Location: Human Nutrition Research Center on Aging
Title: Water homeostasis, frailty and congnitive function in the nursing home Authors
|Kehayias, J. J. -|
|Ribeiro, S.M. L. -|
|Skahan, A. -|
|Itzkowitz, L. -|
|Dallal, G. -|
|Rogers, G. -|
|Khodeir, M. -|
Submitted to: Journal of Nutrition Health and Aging
Publication Type: Peer Reviewed Journal
Publication Acceptance Date: December 21, 2010
Publication Date: January 11, 2012
Citation: Kehayias, J., Ribeiro, S., Skahan, A., Itzkowitz, L., Dallal, G., Rogers, G., Khodeir, M. 2012. Water homeostasis, frailty and congnitive function in the nursing home. Journal of Nutrition Health and Aging. 16(1):35-39. Interpretive Summary: Sarcopenia, the loss of muscle and function with age, occurs in all elderly people. The reduced amount of muscle makes it difficult for the elderly to recover from illness or injury. Most nutritional deficits in the elderly can be identified, monitored and managed using tests that produce numerical values. These can then be compared against a normal range and the patient’s own medical history. Frailty, although obvious in many cases, cannot be measured easily. The Body Composition Laboratory of the JM HNRCA at Tufts University proposed a method for measuring and monitoring frailty that may improve significantly the quality of care provided to the elderly by promoting prevention. To be practical for field use, researchers took into consideration that the method should provide numerical data with little or no action from the patient. It also must give information to the clinician quickly, and be sensitive enough so that follow-up measurements can be used to track progress, decline or response to treatment. Two methods were proposed and tested based on the measurement of water compartments in the body. One measures water balance by providing a non-radioactive drink and collecting a small amount of urine or blood a few hours later and the other by simple electrical measurements of the body. The validity and possible clinical value of a frailty factor, or "FF," was tested by comparing data obtained with nursing home residents with healthy free-living elderly, as well as elderly from a national U.S. database. The investigators proposed a successful method that measures and monitors frailty. The creation of new, portable instruments using these methods holds promise, if field tests in nursing homes further validate their proposed “Frailty Factor” in future studies.

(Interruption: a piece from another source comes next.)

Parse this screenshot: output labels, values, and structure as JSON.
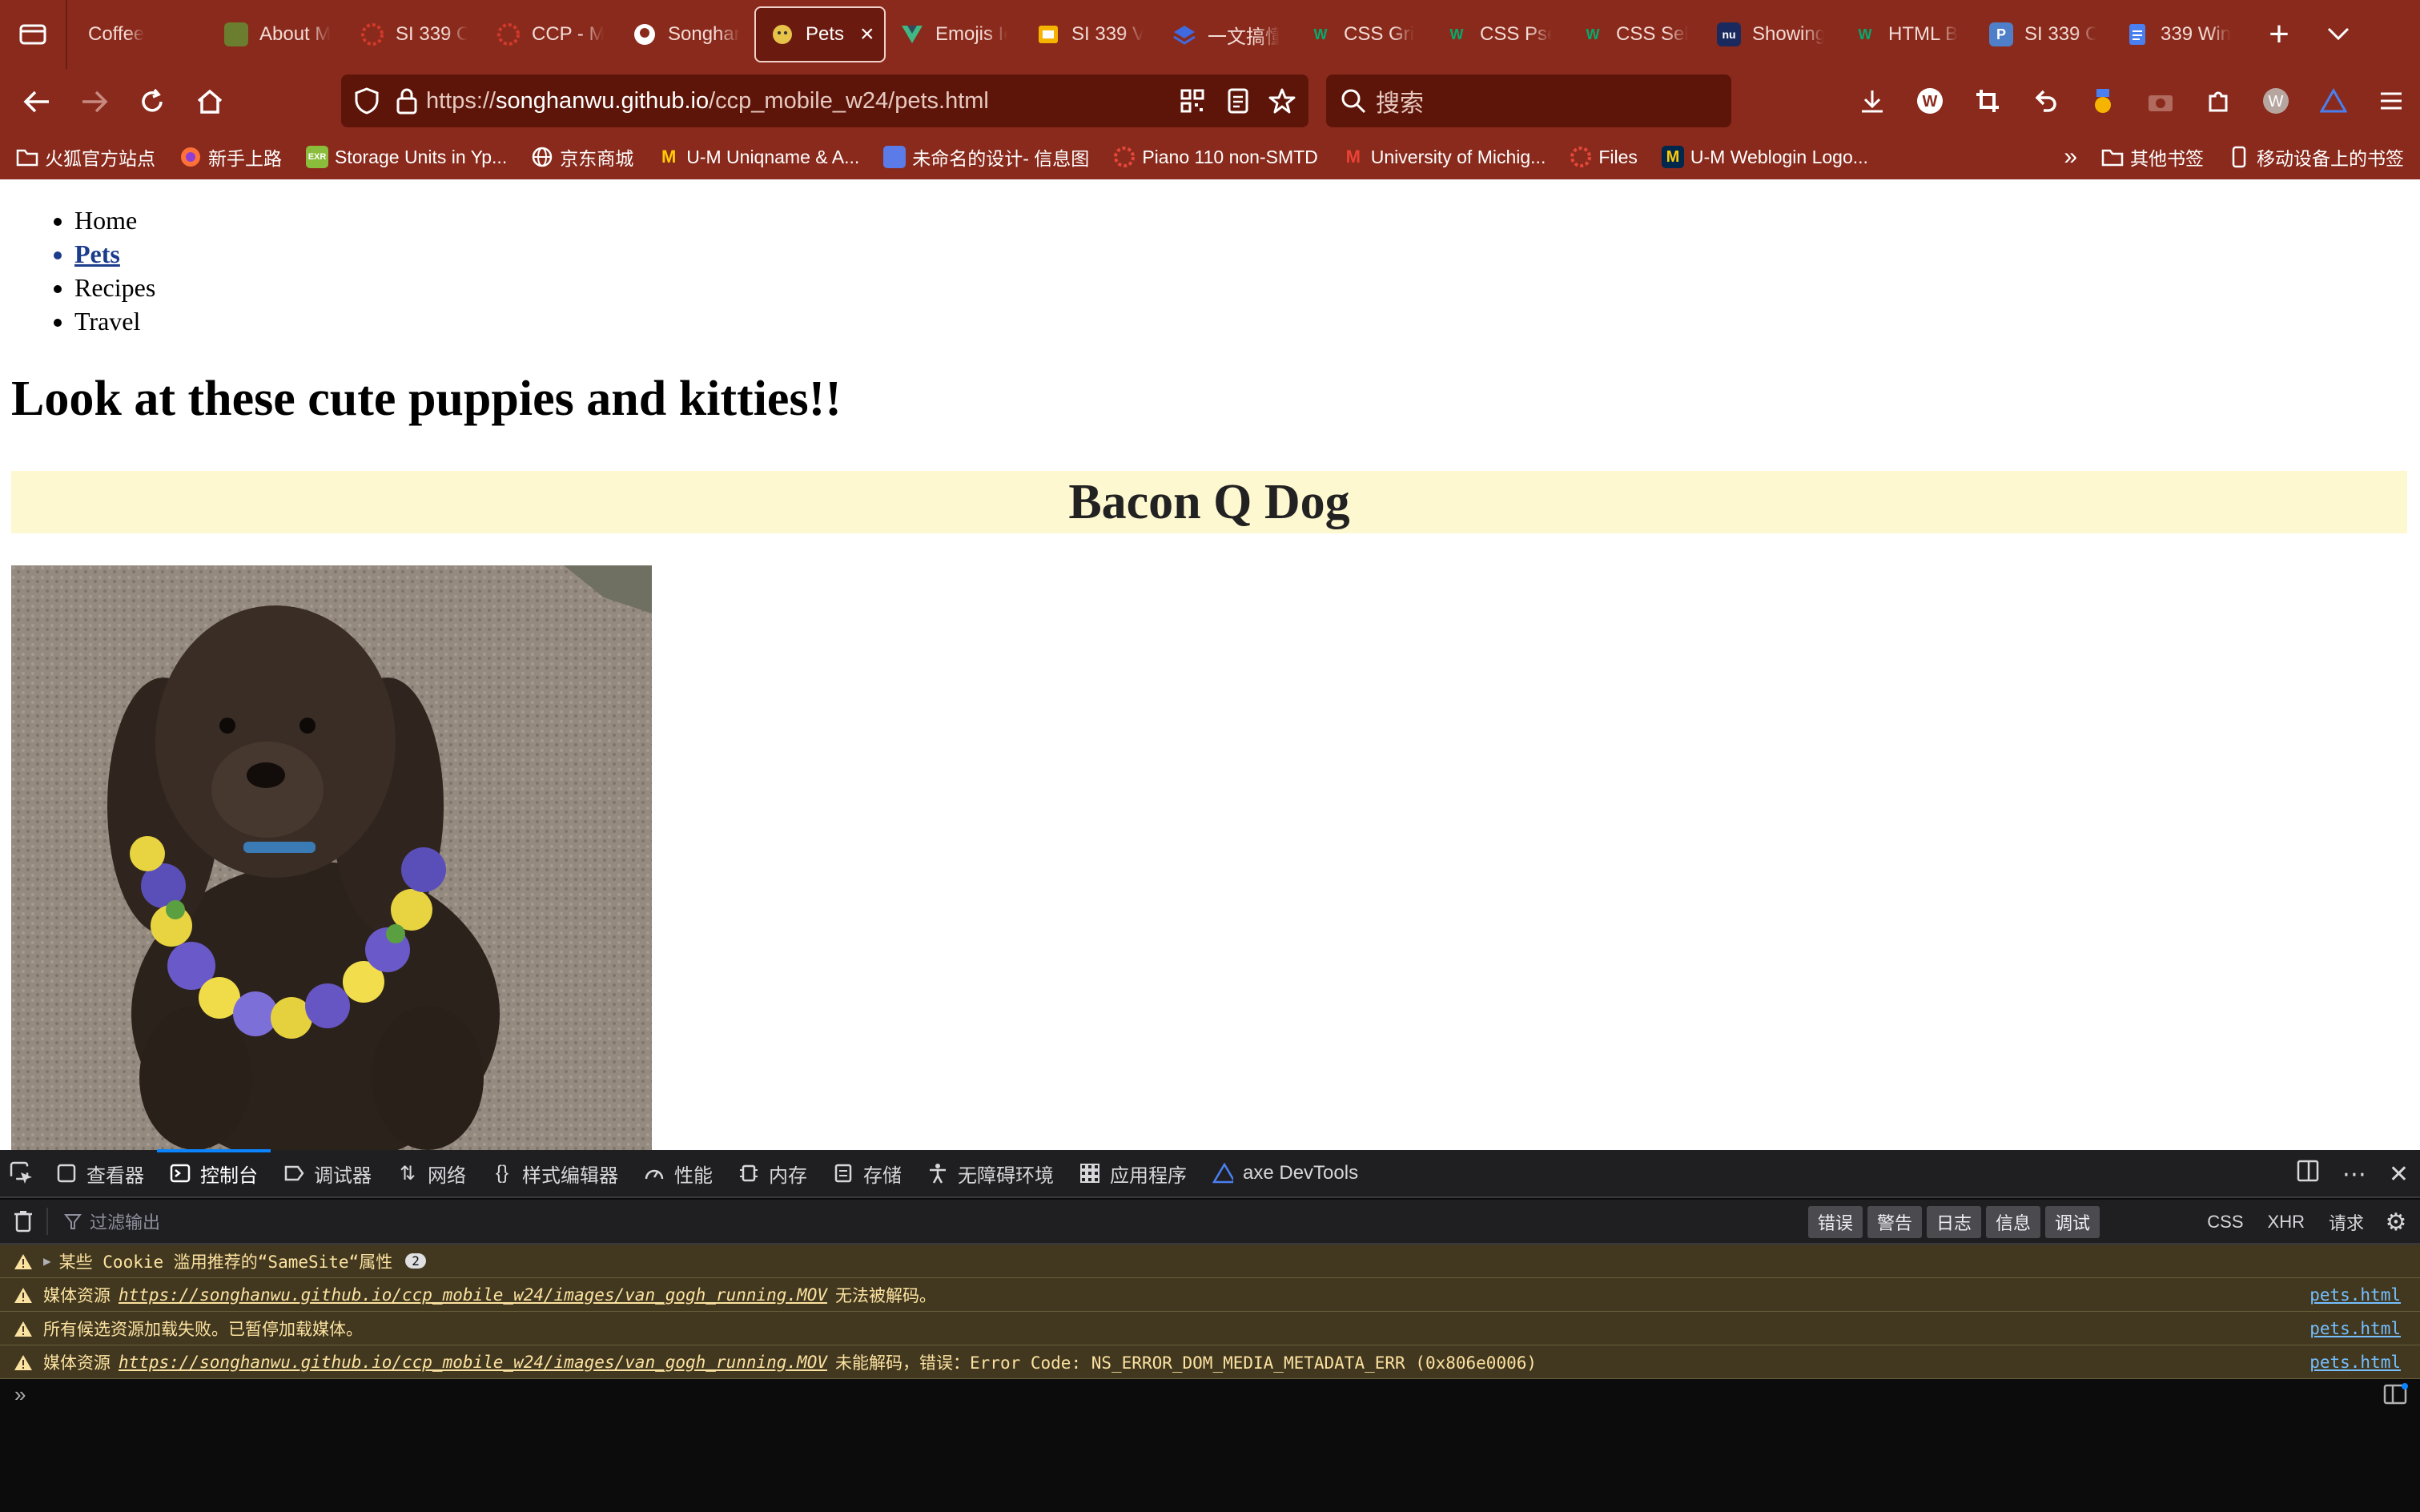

Technical Abstract: The goal of this study is to develop and test a practical clinical method to assess frailty in nursing homes and to investigate the relationship between cognitive status of the elderly and the balance between water compartments of their body composition. This is a cross-sectional study, conducted at two nursing homes in Boston, MA. Body mass and height were evaluated to calculate BMI (body mass index, in Kg/m2). The cognitive decline was evaluated based on the scores obtained from the Mini Mental-Status Exam (MMSE); the extracellular to total body water ratio (ECW/TBW) was calculated after the analysis of TBW from deuterium and tritium dilution and ECW from bromide dilution. Single-frequency BIA analysis data were investigated for resistance (R) and reactance (Xc), plotted in an R/H Xc/H graph (vectorial analysis-BIVA). The BIVA results of nursing home residents were compared against the data obtained from the NHANES III study. TBW and ECW values were compared with a group of free-living elderly volunteers. The ECW/TBW was significantly higher in nursing home residents than in the free-living individuals. BIVA analysis showed significantly higher Xc/H values in the reference subjects. The MMSE did not present a significant correlation with ECW/TBW for either gender. We proposed the ECW/TBW ratio and BIVA as surrogate methods for the clinical assessment of frailty. We tested successfully both approaches with nursing home patients and free-living volunteers and compared them to a national data base. The advent of new, portable instruments will enable field tests to further validate our proposed “Frailty Factor” in future studies. We found no correlation between frailty and cognitive decline in the nursing home.